Nous avons inscrit dans la loi la place éminente du vin dans le patrimoine national. Le Sénat avait fait ce choix pour mettre en avant un produit, connu dans le monde entier, qui nous semble emblématique de la France. L’Assemblée nationale, quant à elle, a souhaité viser également le cidre, les poirés, la bière, les spiritueux. La commission, contre l’avis de son rapporteur, a choisi de rétablir la rédaction que le Sénat avait adoptée en première lecture. Pour ma part, je le dis à cette tribune, je souhaite que nous en revenions à celle de l’Assemblée nationale,…

MM. Jean Bizet et Jean-Claude Lenoir. Très bien !

M. Didier Guillaume, rapporteur. … car un retour en arrière, excluant certains produits, ne serait pas compris et poserait en outre des problèmes économiques.

Nous avons conforté la place des laboratoires départementaux d’analyse.

Surtout, nous avons souhaité permettre aux éleveurs de se défendre en cas d’attaque avérée de loups ; nous y reviendrons.

En deuxième lecture, les députés ont adopté de nombreuses modifications. Si elles ne bouleversent pas l’équilibre du texte qui nous est soumis, certaines d’entre elles nous posent problème, et la commission a décidé de revenir à la rédaction du Sénat, car elle lui paraissait meilleure, plus pragmatique et plus efficace pour l’agriculture française.

Au final, si vingt-deux articles ont fait l’objet d’une adoption conforme dans les deux assemblées, et cinq d’une suppression conforme, soixante articles restent encore en discussion.

La commission n’a pas souhaité remettre en cause certains choix faits par l’Assemblée nationale en deuxième lecture, qui vont dans le bon sens.

Ainsi, les députés ont eu raison de prévoir l’élargissement des possibilités d’accompagner les GIEE et de diffuser leurs résultats au-delà des seuls organismes du développement rural, mais en donnant un rôle de coordination aux chambres d’agriculture.

Les dispositions visant à favoriser le développement de la méthanisation, de préférence dans un cadre collectif, sont également pertinentes.

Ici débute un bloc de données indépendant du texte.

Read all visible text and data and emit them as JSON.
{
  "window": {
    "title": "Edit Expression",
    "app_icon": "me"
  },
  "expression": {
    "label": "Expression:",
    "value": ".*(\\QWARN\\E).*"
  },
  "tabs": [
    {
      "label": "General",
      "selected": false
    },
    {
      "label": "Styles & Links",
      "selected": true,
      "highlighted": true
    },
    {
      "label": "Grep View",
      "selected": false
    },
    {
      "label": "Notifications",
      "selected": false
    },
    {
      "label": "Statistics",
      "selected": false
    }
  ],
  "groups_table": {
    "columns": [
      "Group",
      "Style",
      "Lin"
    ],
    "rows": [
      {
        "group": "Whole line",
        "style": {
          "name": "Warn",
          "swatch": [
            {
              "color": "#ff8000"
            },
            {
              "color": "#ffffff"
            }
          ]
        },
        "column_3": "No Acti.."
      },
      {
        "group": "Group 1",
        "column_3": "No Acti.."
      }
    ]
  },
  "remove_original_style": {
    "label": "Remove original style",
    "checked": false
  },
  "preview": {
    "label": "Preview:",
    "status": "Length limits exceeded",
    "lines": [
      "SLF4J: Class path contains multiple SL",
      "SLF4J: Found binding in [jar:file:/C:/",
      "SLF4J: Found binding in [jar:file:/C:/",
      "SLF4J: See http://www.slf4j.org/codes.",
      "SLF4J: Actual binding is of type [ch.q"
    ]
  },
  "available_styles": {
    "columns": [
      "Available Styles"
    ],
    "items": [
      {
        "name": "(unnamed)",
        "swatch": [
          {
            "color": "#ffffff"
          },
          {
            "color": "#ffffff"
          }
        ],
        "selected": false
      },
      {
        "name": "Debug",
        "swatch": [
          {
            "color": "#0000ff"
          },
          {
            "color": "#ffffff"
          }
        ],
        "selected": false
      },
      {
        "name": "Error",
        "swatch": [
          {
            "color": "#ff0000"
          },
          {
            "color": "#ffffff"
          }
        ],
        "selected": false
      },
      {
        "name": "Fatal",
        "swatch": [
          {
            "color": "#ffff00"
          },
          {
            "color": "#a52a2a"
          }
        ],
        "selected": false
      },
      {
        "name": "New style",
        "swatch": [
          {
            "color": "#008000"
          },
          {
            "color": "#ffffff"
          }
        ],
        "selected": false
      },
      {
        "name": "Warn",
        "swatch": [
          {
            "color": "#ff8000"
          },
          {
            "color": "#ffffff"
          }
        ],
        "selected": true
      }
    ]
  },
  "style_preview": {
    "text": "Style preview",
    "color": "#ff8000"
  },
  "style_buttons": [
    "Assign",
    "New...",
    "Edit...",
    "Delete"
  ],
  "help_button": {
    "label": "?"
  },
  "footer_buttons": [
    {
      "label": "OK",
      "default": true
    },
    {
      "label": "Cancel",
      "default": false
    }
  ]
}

M. Labbé a déposé de nombreux amendements sur ce sujet.

Je salue aussi la création, à l’article 6, du statut d’associé coopérateur stagiaire, qui va permettre d’encourager l’engagement dans la coopération de nouveaux agriculteurs. Il ne faut pas opposer les uns aux autres, mais le statut coopératif reste encore un modèle pour notre pays.

Les députés ont perfectionné le dispositif, introduit par le Sénat, visant à permettre la compensation agricole des grands projets. À cet égard, je veux saluer particulièrement le travail accompli sur ce thème par notre collègue Jean-Jacques Lasserre. La commission avait mis le pied dans la porte. Il fallait aller plus loin, mais nous n’étions pas tout à fait en mesure de le faire ; nous avions besoin de temps. Les députés ont prévu que la compensation ne sera pas seulement en nature et demandé que les maîtres d’ouvrage prennent des mesures pour consolider l’économie agricole du territoire. Ces dispositions vont dans le sens de ce que nous souhaitions et des propositions de M. Lasserre. Les députés ont bien travaillé en perfectionnant ce dispositif.

Le renforcement du droit de préemption des SAFER sur la nue-propriété et les précisions apportées concernant l’acquisition par celles-ci des biens mixtes, à la fois bâtis et non bâtis, sont très positifs.

Le choix des députés de confier la gestion du registre des agriculteurs actifs aux chambres d’agriculture va dans le bon sens. Nous souhaitions le faire, mais nous n’y étions pas prêts. Je crois que nous sommes unanimes sur ce sujet.

La nouvelle définition des préparations naturelles peu préoccupantes, les PNPP, introduite à l’article 21, permettra peut-être de mettre fin à un débat de plusieurs années sur l’encadrement de cette alternative utile aux pesticides.

Les députés ont encadré plus strictement l’utilisation des pesticides dans certaines zones. Je veux dénoncer ici, une nouvelle fois, l’attitude bien française consistant à s’opposer sur de faux problèmes : la règle des 200 mètres ne figure pas dans le texte ; si tel avait été le cas, je m’y serais opposé en tant que rapporteur, mais il n’en a jamais été question. N’alimentons donc pas un faux débat ! Prenons simplement en compte la situation telle qu’elle est et prévoyons des mesures de précaution pour ce qui concerne les populations fragiles, notamment les enfants.